On appelle cela la métathésiophobie

Le nom scientifique de la (vraie) peur du changement, c’est : métathésiophobie.

Décomposons :

  • Méta, en grec, c’est « ce qui va au-delà », « ce qui dépasse » et par extension « ce qui change »
  • Thésis, c’est « ce qui est posé », « ce qui est en place »
  • Phobie, c’est la peur, l’aversion, la hantise et par extension le rejet.

L’incertitude : contexte le plus exigeant pour notre système cognitif

La métathésiophobie se rapporte ainsi à l’incertitude concernant l’évolution de notre cadre. C’est cette méconnaissance des impacts d’un mouvement de transformation sur notre environnement et sur notre propre condition qui nous met en panique. Nous aimerions savoir pour anticiper nos adaptations. C’est un besoin cognitif et psychosocial fondamental : nous perdons nos moyens quand nous faisons face au risque de caducité de nos comportements.

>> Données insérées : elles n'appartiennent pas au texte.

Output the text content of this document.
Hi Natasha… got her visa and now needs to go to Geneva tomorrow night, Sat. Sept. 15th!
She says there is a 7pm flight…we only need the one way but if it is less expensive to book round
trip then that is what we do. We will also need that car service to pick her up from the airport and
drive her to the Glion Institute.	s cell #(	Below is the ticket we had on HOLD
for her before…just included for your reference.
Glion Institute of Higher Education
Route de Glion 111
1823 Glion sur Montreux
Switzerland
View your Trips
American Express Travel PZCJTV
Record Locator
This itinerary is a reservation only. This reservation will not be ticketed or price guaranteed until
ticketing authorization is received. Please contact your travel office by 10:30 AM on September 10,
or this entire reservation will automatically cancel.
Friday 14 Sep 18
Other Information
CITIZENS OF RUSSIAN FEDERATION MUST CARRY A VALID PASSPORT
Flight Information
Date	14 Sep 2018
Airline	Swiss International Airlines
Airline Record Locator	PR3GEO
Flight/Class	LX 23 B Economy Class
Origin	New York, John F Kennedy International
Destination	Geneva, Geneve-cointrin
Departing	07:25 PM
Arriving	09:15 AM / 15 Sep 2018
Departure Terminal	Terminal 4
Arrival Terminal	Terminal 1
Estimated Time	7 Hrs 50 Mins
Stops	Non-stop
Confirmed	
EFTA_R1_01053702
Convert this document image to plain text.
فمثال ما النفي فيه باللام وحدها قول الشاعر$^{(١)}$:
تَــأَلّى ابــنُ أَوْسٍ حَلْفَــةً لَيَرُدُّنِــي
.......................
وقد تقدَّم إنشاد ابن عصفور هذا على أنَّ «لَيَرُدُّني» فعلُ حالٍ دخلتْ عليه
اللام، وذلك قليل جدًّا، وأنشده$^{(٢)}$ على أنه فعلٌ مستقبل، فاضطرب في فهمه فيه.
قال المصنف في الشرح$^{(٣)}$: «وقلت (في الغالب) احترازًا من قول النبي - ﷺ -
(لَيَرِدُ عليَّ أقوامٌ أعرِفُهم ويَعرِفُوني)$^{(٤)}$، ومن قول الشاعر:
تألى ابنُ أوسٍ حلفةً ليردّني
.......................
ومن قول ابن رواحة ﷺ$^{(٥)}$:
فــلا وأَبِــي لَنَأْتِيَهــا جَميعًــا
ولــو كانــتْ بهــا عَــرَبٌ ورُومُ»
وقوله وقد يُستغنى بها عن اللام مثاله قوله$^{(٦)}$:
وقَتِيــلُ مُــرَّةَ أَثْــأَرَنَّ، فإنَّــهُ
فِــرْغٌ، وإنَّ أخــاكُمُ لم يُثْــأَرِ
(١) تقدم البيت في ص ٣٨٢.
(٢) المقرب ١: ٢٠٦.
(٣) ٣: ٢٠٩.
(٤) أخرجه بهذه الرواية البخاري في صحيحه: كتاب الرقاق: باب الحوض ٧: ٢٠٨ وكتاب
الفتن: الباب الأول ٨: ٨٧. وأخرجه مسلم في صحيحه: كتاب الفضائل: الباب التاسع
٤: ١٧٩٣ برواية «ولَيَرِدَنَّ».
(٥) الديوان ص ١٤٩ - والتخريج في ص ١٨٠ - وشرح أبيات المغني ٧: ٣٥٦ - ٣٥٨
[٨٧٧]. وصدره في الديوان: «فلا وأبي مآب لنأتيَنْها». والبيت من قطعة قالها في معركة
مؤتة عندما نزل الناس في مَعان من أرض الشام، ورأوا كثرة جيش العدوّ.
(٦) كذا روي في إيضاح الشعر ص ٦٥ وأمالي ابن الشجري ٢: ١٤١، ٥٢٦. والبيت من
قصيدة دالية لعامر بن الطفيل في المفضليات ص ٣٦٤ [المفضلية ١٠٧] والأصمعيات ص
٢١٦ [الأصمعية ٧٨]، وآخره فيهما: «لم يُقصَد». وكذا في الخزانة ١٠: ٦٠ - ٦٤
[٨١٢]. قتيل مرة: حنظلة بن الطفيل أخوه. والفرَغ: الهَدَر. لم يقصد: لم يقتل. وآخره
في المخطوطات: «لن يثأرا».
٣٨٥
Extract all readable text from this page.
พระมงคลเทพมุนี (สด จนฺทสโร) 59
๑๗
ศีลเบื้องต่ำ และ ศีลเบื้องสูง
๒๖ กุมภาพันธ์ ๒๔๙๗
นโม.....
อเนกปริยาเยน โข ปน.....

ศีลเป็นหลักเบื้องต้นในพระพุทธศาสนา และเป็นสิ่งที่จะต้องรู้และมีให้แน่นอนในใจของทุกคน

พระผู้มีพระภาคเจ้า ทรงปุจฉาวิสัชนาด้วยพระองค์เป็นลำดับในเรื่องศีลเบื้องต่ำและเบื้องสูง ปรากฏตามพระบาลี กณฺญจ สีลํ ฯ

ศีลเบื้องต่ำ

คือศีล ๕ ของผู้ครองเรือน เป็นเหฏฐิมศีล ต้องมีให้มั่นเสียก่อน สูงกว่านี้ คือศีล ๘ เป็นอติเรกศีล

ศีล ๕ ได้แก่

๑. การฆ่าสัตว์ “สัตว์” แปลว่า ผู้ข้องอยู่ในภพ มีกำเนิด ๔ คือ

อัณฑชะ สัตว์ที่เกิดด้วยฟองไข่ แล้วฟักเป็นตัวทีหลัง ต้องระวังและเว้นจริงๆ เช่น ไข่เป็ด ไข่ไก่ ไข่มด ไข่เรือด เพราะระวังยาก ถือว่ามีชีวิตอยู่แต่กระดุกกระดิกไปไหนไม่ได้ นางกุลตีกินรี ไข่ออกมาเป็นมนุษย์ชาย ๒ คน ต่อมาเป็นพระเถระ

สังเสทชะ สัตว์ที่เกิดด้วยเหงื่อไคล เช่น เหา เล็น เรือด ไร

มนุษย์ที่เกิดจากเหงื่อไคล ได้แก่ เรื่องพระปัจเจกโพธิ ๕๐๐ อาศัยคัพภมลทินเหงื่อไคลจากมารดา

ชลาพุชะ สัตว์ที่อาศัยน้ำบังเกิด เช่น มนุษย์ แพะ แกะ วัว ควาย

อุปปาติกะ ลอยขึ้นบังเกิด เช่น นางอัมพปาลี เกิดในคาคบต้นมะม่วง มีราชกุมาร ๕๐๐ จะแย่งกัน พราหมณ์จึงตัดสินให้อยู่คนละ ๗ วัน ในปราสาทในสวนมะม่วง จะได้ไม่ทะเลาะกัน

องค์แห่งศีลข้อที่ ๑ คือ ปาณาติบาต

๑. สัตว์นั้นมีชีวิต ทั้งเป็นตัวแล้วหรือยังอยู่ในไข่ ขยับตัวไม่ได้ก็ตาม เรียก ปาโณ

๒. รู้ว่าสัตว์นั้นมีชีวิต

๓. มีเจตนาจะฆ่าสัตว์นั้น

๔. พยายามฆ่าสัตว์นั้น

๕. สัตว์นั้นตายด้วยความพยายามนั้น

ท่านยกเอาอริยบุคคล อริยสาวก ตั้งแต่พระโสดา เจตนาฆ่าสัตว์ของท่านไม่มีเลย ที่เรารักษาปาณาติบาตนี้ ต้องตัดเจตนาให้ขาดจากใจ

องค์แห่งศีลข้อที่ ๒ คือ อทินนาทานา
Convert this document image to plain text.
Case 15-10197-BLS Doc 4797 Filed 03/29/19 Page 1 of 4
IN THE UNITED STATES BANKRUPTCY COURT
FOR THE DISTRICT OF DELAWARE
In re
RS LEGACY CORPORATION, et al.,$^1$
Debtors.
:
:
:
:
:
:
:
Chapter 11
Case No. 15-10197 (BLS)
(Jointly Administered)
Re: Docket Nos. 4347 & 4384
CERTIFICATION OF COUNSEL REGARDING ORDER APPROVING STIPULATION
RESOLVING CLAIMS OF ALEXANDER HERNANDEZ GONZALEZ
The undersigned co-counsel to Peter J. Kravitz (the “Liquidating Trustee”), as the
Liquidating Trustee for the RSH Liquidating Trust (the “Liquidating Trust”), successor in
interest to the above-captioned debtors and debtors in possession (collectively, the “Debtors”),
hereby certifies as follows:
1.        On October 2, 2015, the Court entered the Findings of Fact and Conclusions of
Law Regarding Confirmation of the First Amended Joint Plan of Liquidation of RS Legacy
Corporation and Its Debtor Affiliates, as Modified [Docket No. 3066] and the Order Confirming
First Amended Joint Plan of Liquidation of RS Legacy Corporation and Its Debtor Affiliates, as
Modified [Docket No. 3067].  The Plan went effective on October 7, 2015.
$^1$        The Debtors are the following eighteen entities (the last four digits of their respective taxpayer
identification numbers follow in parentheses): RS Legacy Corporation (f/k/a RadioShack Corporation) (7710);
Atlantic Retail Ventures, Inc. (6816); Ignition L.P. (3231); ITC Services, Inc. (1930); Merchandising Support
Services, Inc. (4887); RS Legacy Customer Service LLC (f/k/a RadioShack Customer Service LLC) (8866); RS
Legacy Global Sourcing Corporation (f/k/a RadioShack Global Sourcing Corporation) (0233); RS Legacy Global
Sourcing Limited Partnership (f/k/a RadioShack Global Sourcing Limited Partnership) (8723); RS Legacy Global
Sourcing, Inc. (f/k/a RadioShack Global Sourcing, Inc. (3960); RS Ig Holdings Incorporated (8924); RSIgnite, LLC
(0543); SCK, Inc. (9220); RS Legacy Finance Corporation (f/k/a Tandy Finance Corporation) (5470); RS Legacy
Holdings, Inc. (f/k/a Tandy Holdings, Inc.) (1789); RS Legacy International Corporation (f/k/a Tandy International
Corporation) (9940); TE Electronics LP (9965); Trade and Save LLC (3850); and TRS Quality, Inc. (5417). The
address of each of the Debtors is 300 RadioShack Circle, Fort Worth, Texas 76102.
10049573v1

Pour s’adapter, il faut avoir du vécu

Il faut savoir que nous développons en permanence des compétences qui nous permettent de réagir quand nous sommes confronté·e à des situations que nous avons déjà vécues ou qui ressemblent à ce que nous avons déjà vécu. Par exemple, j’ai déjà vécu des jours de pluie, j’ai expérimenté que la pluie mouille et que si je ne peux pas me sécher, j’ai des chances d’avoir froid, ce qui sera inconfortable et éventuellement propice au fait que je tombe malade. Aussi, s’il pleut dehors ou si je sais qu’il risque de pleuvoir, je prévois de sortir plutôt au moment d’une accalmie et je m’équipe de vêtements imperméables. Ces compétences d’intelligence situationnelle nous aident à évacuer le stress et nous permettent, quand nous sommes confronté·es à une situation inconfortable, de rétablir au mieux notre sentiment de sécurité et de contrôle.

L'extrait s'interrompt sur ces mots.